Dan Krop: Progress on the kinematic fit
- Last time Dan described a problem he saw when he applied his kinematic
fitter to the omega 3gamma sample, that the residuals returned by the fit
for some of the kinematic quantities showed narrow spikes at zero. This
can be due to a failure of the fit to converge, but Dan said that most of
the fits returned with convergence. In particular, his theta_recoil
residual distribution looks weird, with a very asymmetric tail toward
large positive differences. However he did observe that if he cut on
the chi-squared from the fit that it did select the true omega region of
the mass plot. With some reservations he continued on to look at the
four-gamma sample and to try to use the fit to distinguish pi0,pi0 from
eta,pi0 events. He determined the rate of misidentifying pi0,pi0 events
as eta,pi0 to be 30% based on the chi-squared only, based on Monte Carlo.
Adding a cut of 50 MeV around the eta and pi0 masses reduced the mis-
identification rate to 4% and still kept 50% of the pi0,pi0 reconstructions.
- The spikes at zero are still present in the distribution of the
residuals. He showed this effect in the azimuthal angle of the recoil
proton. He tried reducing the Fermi smearing to zero of the initial
proton in the fit, and it seemed to reduce the spike, but it is clearly
not physical to turn off Fermi smearing.
D. Steiner: Progress on photon reconstruction in the barrel
- Dan looked closer at his mass plots for the 1barrel-1forward events
to see if the peak is really coming from the eta. To check this, he
moved the forward Egamma threshold around and looked to see if the
mass peak moved with it. He also tried the same thing with the
barrel gamma threshold. In the plots he showed, the shape of the
edge at low energy did change but the position and width of the
peak at about 500 MeV did not shift. This seems to indicate that
it is the eta. A discussion followed regarding whether we should
proceed to calibrate on the pi0 peak that we feel sure is there, or
to try to calibrate on this broad bump we think might be the eta.

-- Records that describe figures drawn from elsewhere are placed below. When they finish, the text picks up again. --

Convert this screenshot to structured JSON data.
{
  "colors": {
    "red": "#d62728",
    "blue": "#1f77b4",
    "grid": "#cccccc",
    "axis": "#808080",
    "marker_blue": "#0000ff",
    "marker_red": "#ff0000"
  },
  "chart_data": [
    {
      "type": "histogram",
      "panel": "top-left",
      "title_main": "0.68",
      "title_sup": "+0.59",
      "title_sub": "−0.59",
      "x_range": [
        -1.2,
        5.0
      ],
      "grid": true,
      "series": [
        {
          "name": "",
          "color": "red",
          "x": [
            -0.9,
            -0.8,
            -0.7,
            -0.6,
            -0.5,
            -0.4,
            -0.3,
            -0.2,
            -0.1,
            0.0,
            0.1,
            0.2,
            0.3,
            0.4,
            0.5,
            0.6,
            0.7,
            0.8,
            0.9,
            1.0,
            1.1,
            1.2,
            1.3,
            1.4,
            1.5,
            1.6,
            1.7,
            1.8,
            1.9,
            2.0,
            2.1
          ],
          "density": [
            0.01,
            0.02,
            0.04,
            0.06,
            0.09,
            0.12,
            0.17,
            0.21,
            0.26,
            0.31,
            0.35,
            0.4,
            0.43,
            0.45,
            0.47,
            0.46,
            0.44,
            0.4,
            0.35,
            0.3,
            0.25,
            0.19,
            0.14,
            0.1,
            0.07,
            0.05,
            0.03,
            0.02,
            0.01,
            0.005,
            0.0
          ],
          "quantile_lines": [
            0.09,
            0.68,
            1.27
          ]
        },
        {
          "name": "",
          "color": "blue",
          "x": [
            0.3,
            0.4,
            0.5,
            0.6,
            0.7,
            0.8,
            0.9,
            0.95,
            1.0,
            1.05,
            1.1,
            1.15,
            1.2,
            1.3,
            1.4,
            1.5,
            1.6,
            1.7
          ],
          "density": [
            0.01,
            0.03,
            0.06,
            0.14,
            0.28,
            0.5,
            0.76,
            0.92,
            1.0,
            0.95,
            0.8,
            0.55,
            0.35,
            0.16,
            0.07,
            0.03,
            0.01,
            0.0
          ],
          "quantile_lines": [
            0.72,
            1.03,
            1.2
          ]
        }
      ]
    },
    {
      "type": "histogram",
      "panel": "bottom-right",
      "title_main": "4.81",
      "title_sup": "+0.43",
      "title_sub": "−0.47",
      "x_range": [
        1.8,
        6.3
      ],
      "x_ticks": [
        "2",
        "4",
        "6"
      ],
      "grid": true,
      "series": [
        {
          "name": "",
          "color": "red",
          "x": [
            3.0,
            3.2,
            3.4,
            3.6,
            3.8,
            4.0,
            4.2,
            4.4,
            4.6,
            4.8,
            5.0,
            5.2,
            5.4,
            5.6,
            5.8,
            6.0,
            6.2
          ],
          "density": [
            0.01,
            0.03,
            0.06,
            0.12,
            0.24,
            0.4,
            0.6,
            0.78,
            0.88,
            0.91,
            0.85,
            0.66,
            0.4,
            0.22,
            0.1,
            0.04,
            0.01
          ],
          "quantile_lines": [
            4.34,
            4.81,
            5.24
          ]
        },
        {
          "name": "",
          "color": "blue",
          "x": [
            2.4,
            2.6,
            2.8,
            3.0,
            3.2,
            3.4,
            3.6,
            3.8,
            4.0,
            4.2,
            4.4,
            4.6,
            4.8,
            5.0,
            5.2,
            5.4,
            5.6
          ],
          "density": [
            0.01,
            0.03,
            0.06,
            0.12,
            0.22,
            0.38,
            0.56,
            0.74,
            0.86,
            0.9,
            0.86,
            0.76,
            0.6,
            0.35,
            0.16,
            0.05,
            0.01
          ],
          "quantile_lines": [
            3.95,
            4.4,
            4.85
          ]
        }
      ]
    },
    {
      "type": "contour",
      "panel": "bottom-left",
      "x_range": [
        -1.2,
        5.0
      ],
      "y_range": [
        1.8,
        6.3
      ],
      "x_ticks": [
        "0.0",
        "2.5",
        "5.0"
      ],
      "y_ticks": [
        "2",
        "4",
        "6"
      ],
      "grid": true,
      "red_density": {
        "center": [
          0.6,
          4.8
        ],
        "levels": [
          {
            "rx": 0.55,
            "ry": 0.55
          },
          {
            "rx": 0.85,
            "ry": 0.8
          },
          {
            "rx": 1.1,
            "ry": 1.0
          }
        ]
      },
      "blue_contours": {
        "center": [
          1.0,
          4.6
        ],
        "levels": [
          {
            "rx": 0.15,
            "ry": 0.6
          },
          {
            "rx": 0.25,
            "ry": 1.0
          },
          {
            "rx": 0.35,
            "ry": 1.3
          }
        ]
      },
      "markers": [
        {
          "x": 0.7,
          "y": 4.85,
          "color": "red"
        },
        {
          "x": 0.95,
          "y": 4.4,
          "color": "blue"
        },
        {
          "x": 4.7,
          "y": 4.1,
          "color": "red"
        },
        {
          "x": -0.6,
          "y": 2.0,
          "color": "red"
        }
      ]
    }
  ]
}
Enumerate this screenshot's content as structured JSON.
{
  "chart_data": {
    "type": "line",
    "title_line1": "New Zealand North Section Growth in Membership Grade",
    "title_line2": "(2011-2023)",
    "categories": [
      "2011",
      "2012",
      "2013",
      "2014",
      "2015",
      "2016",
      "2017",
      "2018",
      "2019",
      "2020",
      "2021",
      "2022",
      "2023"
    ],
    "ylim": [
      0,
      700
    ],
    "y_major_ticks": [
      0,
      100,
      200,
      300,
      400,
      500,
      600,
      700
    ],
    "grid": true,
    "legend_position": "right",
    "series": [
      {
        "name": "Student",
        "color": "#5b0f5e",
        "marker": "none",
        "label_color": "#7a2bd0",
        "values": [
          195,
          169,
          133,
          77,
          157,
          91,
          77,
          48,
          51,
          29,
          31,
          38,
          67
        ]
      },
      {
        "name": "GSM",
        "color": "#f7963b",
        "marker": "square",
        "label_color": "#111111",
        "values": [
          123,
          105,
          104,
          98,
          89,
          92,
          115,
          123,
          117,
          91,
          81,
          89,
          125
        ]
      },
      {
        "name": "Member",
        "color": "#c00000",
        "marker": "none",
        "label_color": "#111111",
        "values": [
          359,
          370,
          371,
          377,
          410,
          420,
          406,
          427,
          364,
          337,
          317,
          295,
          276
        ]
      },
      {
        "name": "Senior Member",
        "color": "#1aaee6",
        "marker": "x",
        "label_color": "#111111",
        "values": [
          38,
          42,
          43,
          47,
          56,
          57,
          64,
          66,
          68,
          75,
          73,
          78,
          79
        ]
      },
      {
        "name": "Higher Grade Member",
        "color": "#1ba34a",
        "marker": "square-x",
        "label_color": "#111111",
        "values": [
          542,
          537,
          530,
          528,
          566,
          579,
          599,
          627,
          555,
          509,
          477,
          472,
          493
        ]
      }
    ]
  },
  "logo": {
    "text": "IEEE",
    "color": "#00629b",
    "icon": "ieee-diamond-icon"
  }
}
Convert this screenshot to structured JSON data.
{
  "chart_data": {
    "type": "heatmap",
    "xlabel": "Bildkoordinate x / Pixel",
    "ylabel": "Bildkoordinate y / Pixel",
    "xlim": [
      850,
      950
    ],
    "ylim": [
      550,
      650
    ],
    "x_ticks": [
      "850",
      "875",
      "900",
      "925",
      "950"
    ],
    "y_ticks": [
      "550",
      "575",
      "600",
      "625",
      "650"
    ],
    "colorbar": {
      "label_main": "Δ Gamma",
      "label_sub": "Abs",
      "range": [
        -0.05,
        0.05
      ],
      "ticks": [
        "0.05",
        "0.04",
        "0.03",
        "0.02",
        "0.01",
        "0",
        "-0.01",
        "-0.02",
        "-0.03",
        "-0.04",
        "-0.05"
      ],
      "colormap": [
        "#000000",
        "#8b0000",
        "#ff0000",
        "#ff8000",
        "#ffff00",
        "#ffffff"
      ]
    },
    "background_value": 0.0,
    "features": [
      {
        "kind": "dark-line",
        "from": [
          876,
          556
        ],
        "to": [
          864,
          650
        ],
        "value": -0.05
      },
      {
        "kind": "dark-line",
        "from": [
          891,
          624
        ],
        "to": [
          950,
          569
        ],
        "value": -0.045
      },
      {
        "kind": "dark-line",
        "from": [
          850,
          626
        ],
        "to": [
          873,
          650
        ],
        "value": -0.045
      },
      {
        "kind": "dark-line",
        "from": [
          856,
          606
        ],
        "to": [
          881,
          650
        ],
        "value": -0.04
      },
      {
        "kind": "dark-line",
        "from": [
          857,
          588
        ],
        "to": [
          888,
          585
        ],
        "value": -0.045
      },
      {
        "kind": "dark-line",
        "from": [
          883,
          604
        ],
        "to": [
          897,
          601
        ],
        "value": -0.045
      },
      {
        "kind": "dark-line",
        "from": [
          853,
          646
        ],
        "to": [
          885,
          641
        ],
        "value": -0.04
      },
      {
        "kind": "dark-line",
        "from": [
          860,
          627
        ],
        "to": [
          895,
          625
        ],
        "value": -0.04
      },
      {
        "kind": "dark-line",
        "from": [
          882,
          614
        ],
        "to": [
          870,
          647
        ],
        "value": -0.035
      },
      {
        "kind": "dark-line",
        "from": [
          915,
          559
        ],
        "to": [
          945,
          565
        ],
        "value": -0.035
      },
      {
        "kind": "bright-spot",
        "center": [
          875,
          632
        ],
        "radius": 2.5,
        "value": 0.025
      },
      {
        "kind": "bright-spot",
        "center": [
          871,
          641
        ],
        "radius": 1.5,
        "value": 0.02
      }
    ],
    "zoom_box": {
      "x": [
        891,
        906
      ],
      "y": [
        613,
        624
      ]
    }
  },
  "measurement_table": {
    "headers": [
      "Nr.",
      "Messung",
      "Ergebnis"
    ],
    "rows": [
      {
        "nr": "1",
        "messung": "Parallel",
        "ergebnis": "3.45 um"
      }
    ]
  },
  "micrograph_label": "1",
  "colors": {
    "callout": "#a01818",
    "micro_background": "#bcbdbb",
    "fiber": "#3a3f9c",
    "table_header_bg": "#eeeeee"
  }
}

If the broad bump is not the eta then we expect that trying to tune
calibration constants will not make it any narrower. If it does
sharpen up with calibration then this might be be the best handle we
have. Otherwise we might tune on the pi0 and use the eta as a
diagnostic. Either choice should work. Dan will take the lgd_tune
code and refit it for doing the barrel calibration, keeping both
possibilities open.
R. Jones: Collaboration meeting
- We agreed to hold a face-to-face meeting at Jefferson Lab on
Monday December 15. That date immediately follows the GlueX meeting
and so is a convenient time and place from the point of view of travel.
Richard will see about booking a room and distributing an agenda.
There will be no more conference calls before that meeting.